Drive to net zero should ease climate change

    18 March 2024

    IT’S a historic building that is difficult to heat. But one rural Hampshire church has found a solution to limit carbon emissions.

    Worshippers at the Church of Blessed Mary in the village of Upham have been enjoying the benefits of green technology for the past two winters. Their new carbon-neutral heating system has saved them having to invest in an expensive and polluting boiler.

    The Hampshire-based firm Caldera, which specialises in renewable energy solutions, installed two ‘Warmstone’ heat batteries outside the historic church in the winter of 2021-22. It was part of a trial to see if their green energy would work in spaces as large as churches.

    The heat batteries use green electricity that is available at cheaper rates overnight, and the system stores up to 200kWh of heat until it is needed. It can then be switched on to heat up the church in time for Sunday services and other activities during the winter.

    The rector, the Rev James Hunt, said: “We’d had the same oil boiler since the 1970s. It was housed in the boiler room, which is under the church, and the heat came through a maze of Victorian piping. The oil that we were using was also expensive. Not only was it inefficient and emitting carbon, but when we tried to turn it on for the winter of 2021, we discovered it had stopped working.

    “Rather than replace it with something similar, we discovered that this trial existed, and we were happy to be guinea pigs. Caldera did use us to test out how well this system would work in large spaces such as churches, and there were some teething issues. But it does now heat the church effectively.

    “This is a great step forward for a historic church such as the Blessed Mary to be heated in this way, and means we’re making our contribution towards becoming carbon neutral. A huge thank you to churchwardens Simon Beloe and Richard Clarke for overseeing the project.”

    All the electricity used comes from renewable sources, and the church is now ‘net zero’, apart from the lawn mower! It therefore fits in with the Church of England’s drive for all our churches, halls, church schools and parsonages to be carbon net zero by 2030. The Church committed itself to this challenging target back in 2020 and has since created a routemap by which it expects to reach this milestone. It involves work on our church buildings, halls, vicarages, church schools and other activities.

    Our diocese has put together its own action plan, which includes some short-term, medium-term and long-term actions that should make a difference. That includes everything from dealing with damp and draughts, to looking at how our buildings are heated and lit, and how we source the electricity we use.

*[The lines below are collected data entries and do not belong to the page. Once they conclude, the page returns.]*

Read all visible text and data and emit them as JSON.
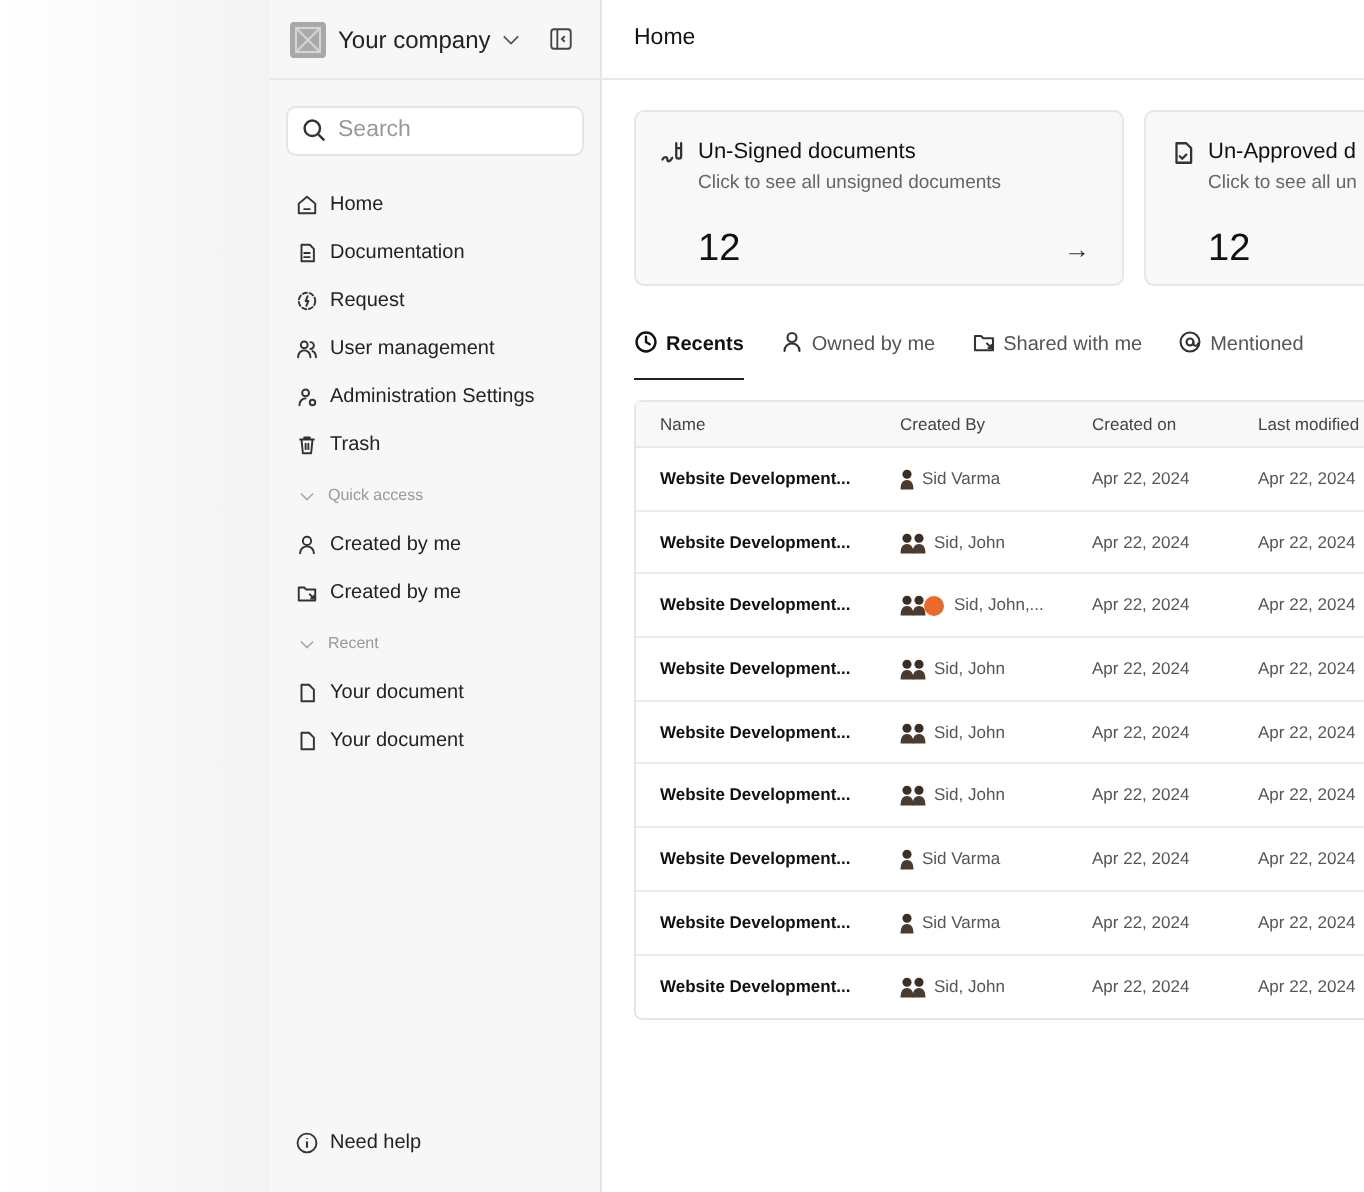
{
  "sidebar": {
    "company": "Your company",
    "search": {
      "placeholder": "Search"
    },
    "items": [
      {
        "label": "Home",
        "kind": "home"
      },
      {
        "label": "Documentation",
        "kind": "doc"
      },
      {
        "label": "Request",
        "kind": "request"
      },
      {
        "label": "User management",
        "kind": "users"
      },
      {
        "label": "Administration Settings",
        "kind": "admin"
      },
      {
        "label": "Trash",
        "kind": "trash"
      }
    ],
    "sections": [
      {
        "title": "Quick access",
        "expanded": true,
        "items": [
          {
            "label": "Created by me",
            "kind": "user"
          },
          {
            "label": "Created by me",
            "kind": "folder"
          }
        ]
      },
      {
        "title": "Recent",
        "expanded": true,
        "items": [
          {
            "label": "Your document",
            "kind": "file"
          },
          {
            "label": "Your document",
            "kind": "file"
          }
        ]
      }
    ],
    "help": "Need help"
  },
  "header": {
    "title": "Home"
  },
  "cards": [
    {
      "title": "Un-Signed documents",
      "subtitle": "Click to see all unsigned documents",
      "count": "12",
      "kind": "sign",
      "arrow": "→"
    },
    {
      "title": "Un-Approved d",
      "subtitle": "Click to see all un",
      "count": "12",
      "kind": "approve"
    }
  ],
  "tabs": [
    {
      "label": "Recents",
      "kind": "clock",
      "selected": true
    },
    {
      "label": "Owned by me",
      "kind": "user",
      "selected": false
    },
    {
      "label": "Shared with me",
      "kind": "folder",
      "selected": false
    },
    {
      "label": "Mentioned",
      "kind": "at",
      "selected": false
    }
  ],
  "table": {
    "columns": [
      "Name",
      "Created By",
      "Created on",
      "Last modified"
    ],
    "rows": [
      {
        "name": "Website Development...",
        "avatars": [
          {
            "kind": "person"
          }
        ],
        "created_by": "Sid Varma",
        "created_on": "Apr 22, 2024",
        "last_modified": "Apr 22, 2024"
      },
      {
        "name": "Website Development...",
        "avatars": [
          {
            "kind": "person"
          },
          {
            "kind": "person"
          }
        ],
        "created_by": "Sid, John",
        "created_on": "Apr 22, 2024",
        "last_modified": "Apr 22, 2024"
      },
      {
        "name": "Website Development...",
        "avatars": [
          {
            "kind": "person"
          },
          {
            "kind": "person"
          },
          {
            "kind": "more"
          }
        ],
        "created_by": "Sid, John,...",
        "created_on": "Apr 22, 2024",
        "last_modified": "Apr 22, 2024"
      },
      {
        "name": "Website Development...",
        "avatars": [
          {
            "kind": "person"
          },
          {
            "kind": "person"
          }
        ],
        "created_by": "Sid, John",
        "created_on": "Apr 22, 2024",
        "last_modified": "Apr 22, 2024"
      },
      {
        "name": "Website Development...",
        "avatars": [
          {
            "kind": "person"
          },
          {
            "kind": "person"
          }
        ],
        "created_by": "Sid, John",
        "created_on": "Apr 22, 2024",
        "last_modified": "Apr 22, 2024"
      },
      {
        "name": "Website Development...",
        "avatars": [
          {
            "kind": "person"
          },
          {
            "kind": "person"
          }
        ],
        "created_by": "Sid, John",
        "created_on": "Apr 22, 2024",
        "last_modified": "Apr 22, 2024"
      },
      {
        "name": "Website Development...",
        "avatars": [
          {
            "kind": "person"
          }
        ],
        "created_by": "Sid Varma",
        "created_on": "Apr 22, 2024",
        "last_modified": "Apr 22, 2024"
      },
      {
        "name": "Website Development...",
        "avatars": [
          {
            "kind": "person"
          }
        ],
        "created_by": "Sid Varma",
        "created_on": "Apr 22, 2024",
        "last_modified": "Apr 22, 2024"
      },
      {
        "name": "Website Development...",
        "avatars": [
          {
            "kind": "person"
          },
          {
            "kind": "person"
          }
        ],
        "created_by": "Sid, John",
        "created_on": "Apr 22, 2024",
        "last_modified": "Apr 22, 2024"
      }
    ]
  }
}
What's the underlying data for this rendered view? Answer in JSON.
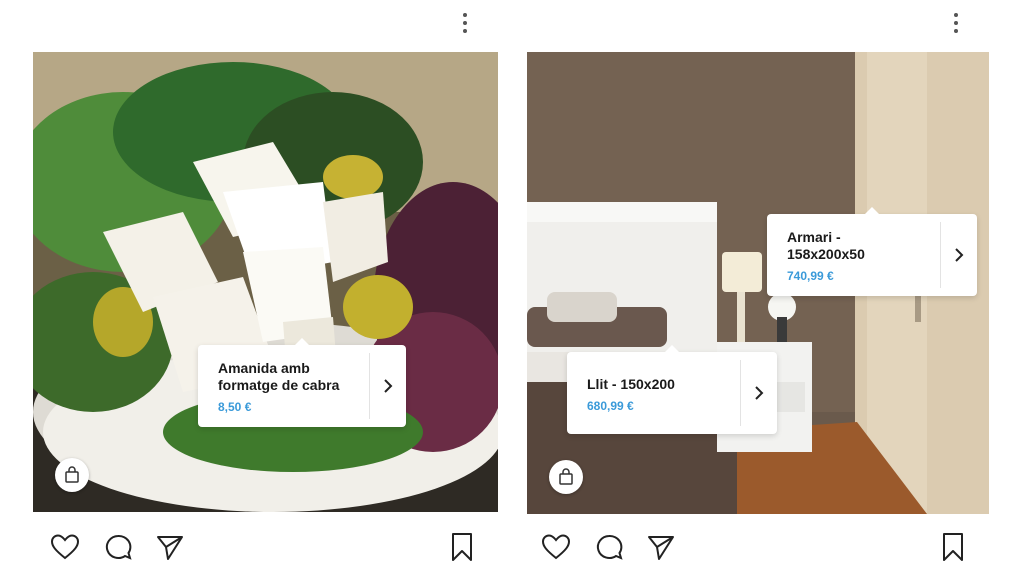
{
  "posts": [
    {
      "tag": {
        "name": "Amanida amb\nformatge de cabra",
        "price": "8,50 €"
      }
    },
    {
      "tags": [
        {
          "name": "Armari -\n158x200x50",
          "price": "740,99 €"
        },
        {
          "name": "Llit - 150x200",
          "price": "680,99 €"
        }
      ]
    }
  ],
  "icons": {
    "more": "more-options-icon",
    "shop": "shopping-bag-icon",
    "arrow": "chevron-right-icon",
    "like": "heart-icon",
    "comment": "comment-icon",
    "share": "send-icon",
    "save": "bookmark-icon"
  },
  "colors": {
    "price": "#3a9ad9"
  }
}
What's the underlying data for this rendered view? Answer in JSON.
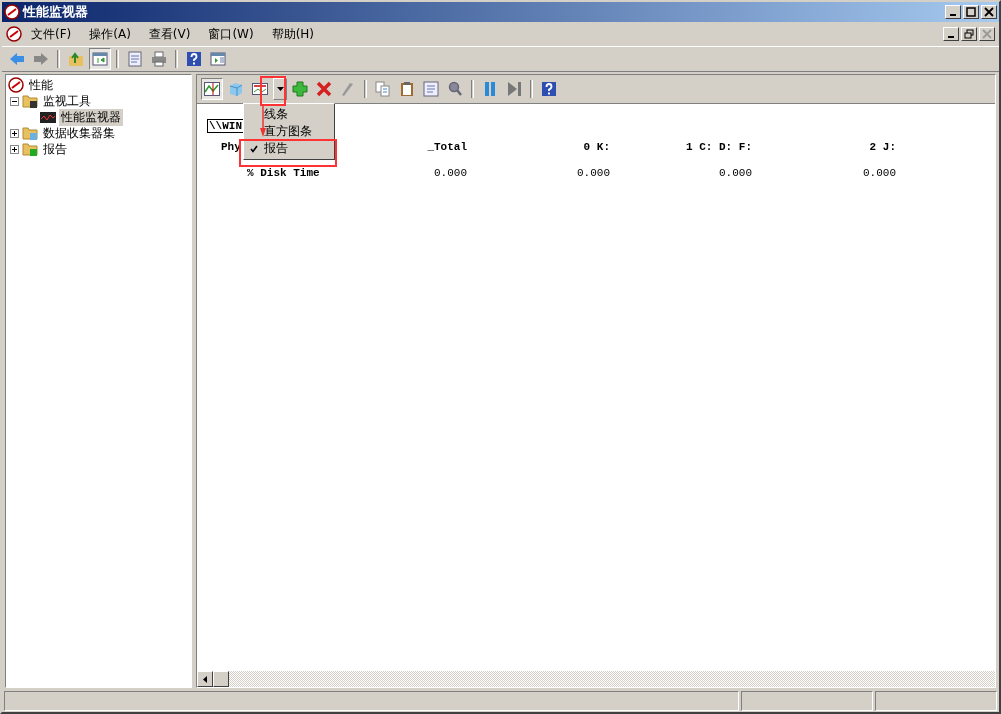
{
  "window": {
    "title": "性能监视器"
  },
  "menu_bar": [
    "文件(F)",
    "操作(A)",
    "查看(V)",
    "窗口(W)",
    "帮助(H)"
  ],
  "tree": [
    {
      "label": "性能",
      "kind": "root",
      "selected": false,
      "children": [
        {
          "label": "监视工具",
          "kind": "folder",
          "selected": false,
          "expanded": true,
          "children": [
            {
              "label": "性能监视器",
              "kind": "monitor",
              "selected": true
            }
          ]
        },
        {
          "label": "数据收集器集",
          "kind": "folder",
          "selected": false,
          "expanded": false
        },
        {
          "label": "报告",
          "kind": "folder",
          "selected": false,
          "expanded": false
        }
      ]
    }
  ],
  "graph_type_menu": [
    {
      "label": "线条",
      "checked": false
    },
    {
      "label": "直方图条",
      "checked": false
    },
    {
      "label": "报告",
      "checked": true
    }
  ],
  "report": {
    "computer": "\\\\WIN",
    "object": "Phy",
    "counter": "% Disk Time",
    "columns": [
      "_Total",
      "0 K:",
      "1 C: D: F:",
      "2 J:"
    ],
    "values": [
      "0.000",
      "0.000",
      "0.000",
      "0.000"
    ]
  }
}
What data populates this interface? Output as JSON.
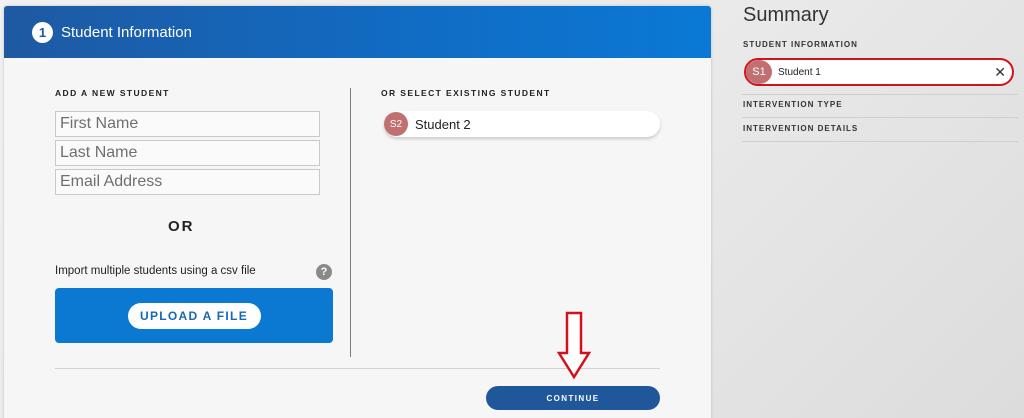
{
  "card": {
    "step_number": "1",
    "title": "Student Information"
  },
  "add_student": {
    "heading": "ADD A NEW STUDENT",
    "first_name_placeholder": "First Name",
    "last_name_placeholder": "Last Name",
    "email_placeholder": "Email Address",
    "or_label": "OR",
    "import_label": "Import multiple students using a csv file",
    "help_glyph": "?",
    "upload_label": "UPLOAD A FILE"
  },
  "existing": {
    "heading": "OR SELECT EXISTING STUDENT",
    "students": [
      {
        "initials": "S2",
        "name": "Student 2"
      }
    ]
  },
  "continue_label": "CONTINUE",
  "summary": {
    "title": "Summary",
    "student_information_label": "STUDENT INFORMATION",
    "selected_student": {
      "initials": "S1",
      "name": "Student 1",
      "remove_glyph": "✕"
    },
    "intervention_type_label": "INTERVENTION TYPE",
    "intervention_details_label": "INTERVENTION DETAILS"
  },
  "colors": {
    "header_blue": "#1368bd",
    "upload_blue": "#0b78d2",
    "continue_blue": "#20579b",
    "avatar": "#c07070",
    "highlight_red": "#d0121c"
  },
  "icons": {
    "help": "help-icon",
    "remove": "close-icon",
    "annotation": "down-arrow-icon"
  }
}
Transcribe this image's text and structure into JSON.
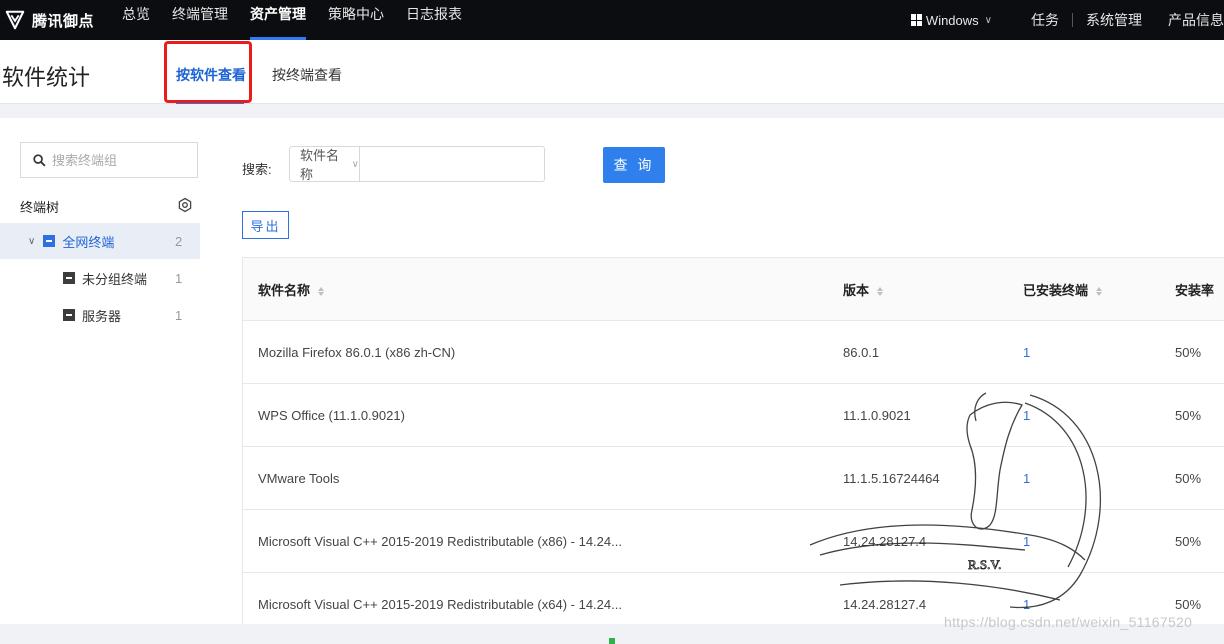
{
  "topnav": {
    "brand": "腾讯御点",
    "items": [
      {
        "label": "总览",
        "active": false
      },
      {
        "label": "终端管理",
        "active": false
      },
      {
        "label": "资产管理",
        "active": true
      },
      {
        "label": "策略中心",
        "active": false
      },
      {
        "label": "日志报表",
        "active": false
      }
    ],
    "os_switch": "Windows",
    "task": "任务",
    "system": "系统管理",
    "product": "产品信息"
  },
  "subheader": {
    "title": "软件统计",
    "tabs": [
      {
        "label": "按软件查看",
        "active": true
      },
      {
        "label": "按终端查看",
        "active": false
      }
    ]
  },
  "sidebar": {
    "search_placeholder": "搜索终端组",
    "tree_title": "终端树",
    "nodes": [
      {
        "label": "全网终端",
        "count": "2"
      },
      {
        "label": "未分组终端",
        "count": "1"
      },
      {
        "label": "服务器",
        "count": "1"
      }
    ]
  },
  "main": {
    "search_label": "搜索:",
    "search_field": "软件名称",
    "query_button": "查 询",
    "export_button": "导出",
    "columns": [
      "软件名称",
      "版本",
      "已安装终端",
      "安装率"
    ],
    "rows": [
      {
        "name": "Mozilla Firefox 86.0.1 (x86 zh-CN)",
        "version": "86.0.1",
        "installed": "1",
        "rate": "50%"
      },
      {
        "name": "WPS Office (11.1.0.9021)",
        "version": "11.1.0.9021",
        "installed": "1",
        "rate": "50%"
      },
      {
        "name": "VMware Tools",
        "version": "11.1.5.16724464",
        "installed": "1",
        "rate": "50%"
      },
      {
        "name": "Microsoft Visual C++ 2015-2019 Redistributable (x86) - 14.24...",
        "version": "14.24.28127.4",
        "installed": "1",
        "rate": "50%"
      },
      {
        "name": "Microsoft Visual C++ 2015-2019 Redistributable (x64) - 14.24...",
        "version": "14.24.28127.4",
        "installed": "1",
        "rate": "50%"
      }
    ]
  },
  "watermark": {
    "text": "https://blog.csdn.net/weixin_51167520",
    "emblem_text": "R.S.V."
  },
  "colors": {
    "nav_bg": "#0b0d10",
    "accent": "#2f6fe0",
    "primary_button": "#2f80ed",
    "highlight": "#ea1c1c"
  }
}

    It also aims to inspire parishes to apply to become Eco Churches, meaning that the Christian environmental charity A Rocha recognises the steps each is taking to become greener.

    Last autumn, we appointed David Cain to be our part-time diocesan environmental officer, with a brief to advise and help our parishes achieve some of these actions. This two-days-a-week role dovetails neatly with his other role as building development officer and DAC secretary.

    Steve Collins, the former deputy diocesan secretary for Guildford diocese, has become net zero carbon programme manager for Portsmouth, Chichester and Guildford dioceses; and we've also appointed Matt Lockwood as our part-time net zero carbon support officer to work with Steve and David. All of these posts are being funded nationally.

    The Rev James Hunt with (left to right) churchwarden Simon Beloe, Caldera founder Guy Winstanley and fabric warden Richard Clark outside Church of the Blessed Mary, Upham
    Diocesan environmental officer David Cain with the heating system at St George’s Church, Waterlooville

    Among the projects that they are advising on is one to install solar panels on the roof of St Margaret’s Church in Southsea. The 120-year-old building has been refurbished over the past seven years, with the creation of a community café, Pantry and soft play area inside the building – and underfloor heating installed. This means the building is used constantly each day, so its leaders are looking for greener and less expensive ways of keeping it heated and lit.

    “It’s great that the building is used so much by the local community, but that does mean its energy bills are quite high,” said David. “The church needs to re-roof the nave in any case, so if we can install in-roof solar panel tiles, that would really help.

    “We hope to use the St Margaret’s project as a case study when we submit our bid to the national Church of England, so that we can secure some capital funding towards it.

    “If this and one or two other initial bids are successful, that will help us to be sure of the right process to drive this forward in the future.”

    Every one of our parishes is being encouraged to use the Energy Footprint Tool, which allows churches to enter details of their energy bills and work out what their carbon footprint is. You can reach that tool via

    Meanwhile Portsmouth Cathedral has been awarded an Eco Church silver award by A Rocha to recognise its achievements in promoting biodiversity and reducing its carbon footprint. The latter has involved embracing LED lighting, double glazing and thermal curtains and blinds in its offices and community spaces in Cathedral House. Smart monitoring has also reduced heating requirements.

    The Dean, the Very Rev Anthony Cane, said: “The attainment of Eco Church silver status is rewarding, but our commitment to caring for God’s earth extends far beyond accolades.

    “We are resolute in reducing our carbon footprint and achieving net zero by 2030. Over the past 10 years, the cathedral has taken small, but important, steps to reduce its carbon footprint by 50 per cent.”